Jim Granville wrote: [Old topic Issues on Shift Register in a Clockless UART ] > That design can be done with a delay line ( which needs baud-precision - not really a common building block...), plus it's not clear how it would manage sync in packed streaming data... >
( I've changed the topic, as that thread was looking like someone's homework.)
I think there is scope to study more what can, and can't be done with delay lines. FPGAs cannot clock above 1GHz, but they CAN resolve time to ~140ps regions, in some cases ( see Peter A's posts ).
Taking the example above, delay line bit sampling is easy enough, but the byte sync is rather harder. I think the only solution is a longer delay line, and wider stop bits - so the data is framed as 8(+) Stop bits, 1 start Bit, 8 data bits... (8 bits is illustrative only)
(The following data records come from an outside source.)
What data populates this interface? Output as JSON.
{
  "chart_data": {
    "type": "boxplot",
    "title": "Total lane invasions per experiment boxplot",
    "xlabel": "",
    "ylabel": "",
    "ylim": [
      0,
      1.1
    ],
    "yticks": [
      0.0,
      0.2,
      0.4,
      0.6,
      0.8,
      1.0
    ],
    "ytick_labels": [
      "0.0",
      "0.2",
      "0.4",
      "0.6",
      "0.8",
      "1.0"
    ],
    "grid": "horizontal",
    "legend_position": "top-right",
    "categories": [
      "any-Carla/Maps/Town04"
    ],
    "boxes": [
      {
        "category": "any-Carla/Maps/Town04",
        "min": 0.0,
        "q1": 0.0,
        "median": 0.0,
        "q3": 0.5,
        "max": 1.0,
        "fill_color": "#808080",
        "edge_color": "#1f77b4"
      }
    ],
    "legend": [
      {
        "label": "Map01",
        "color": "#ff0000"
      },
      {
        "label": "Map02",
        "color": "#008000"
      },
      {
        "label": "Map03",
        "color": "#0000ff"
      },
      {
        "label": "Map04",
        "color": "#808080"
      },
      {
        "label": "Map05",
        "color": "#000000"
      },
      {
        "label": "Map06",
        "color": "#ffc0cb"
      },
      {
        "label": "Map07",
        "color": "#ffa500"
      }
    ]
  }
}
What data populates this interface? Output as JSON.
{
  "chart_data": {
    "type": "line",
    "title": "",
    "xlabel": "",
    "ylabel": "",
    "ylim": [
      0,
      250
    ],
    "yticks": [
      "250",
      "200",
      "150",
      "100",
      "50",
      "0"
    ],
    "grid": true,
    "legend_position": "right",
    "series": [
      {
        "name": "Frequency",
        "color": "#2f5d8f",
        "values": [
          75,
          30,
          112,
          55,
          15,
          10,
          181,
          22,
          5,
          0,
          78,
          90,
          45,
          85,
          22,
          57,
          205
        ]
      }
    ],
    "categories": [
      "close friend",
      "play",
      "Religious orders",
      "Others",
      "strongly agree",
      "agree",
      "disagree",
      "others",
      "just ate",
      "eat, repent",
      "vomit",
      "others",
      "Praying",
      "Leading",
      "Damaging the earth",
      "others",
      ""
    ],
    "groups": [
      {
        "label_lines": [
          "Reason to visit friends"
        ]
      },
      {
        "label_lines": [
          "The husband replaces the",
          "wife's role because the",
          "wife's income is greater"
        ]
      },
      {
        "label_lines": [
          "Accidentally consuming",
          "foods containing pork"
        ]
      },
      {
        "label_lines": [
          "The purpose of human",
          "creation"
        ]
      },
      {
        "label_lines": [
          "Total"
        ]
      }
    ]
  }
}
A capture is triggered only when the delay line taps show
8 stop bits, and one start - otherwise the data 'leaving' the delay line can trigger false captures.Txmit would be via a register chain/MUX tree, that loads/holds until flipped from 'wait' to 'delaylinego', then data would stream out. Pacing would be done from a slower clock, but the time domain precision of this would be delay element sized (~140ps) This assumes, of course, that access to this detail is possible in the FPGA hardware :)
All up, data rates in the GigaBaud region would appear do-able.
There are benefits to thinking more in time-domain, rather than simple MHz - once the ideas are there, the tools and fabric can follow.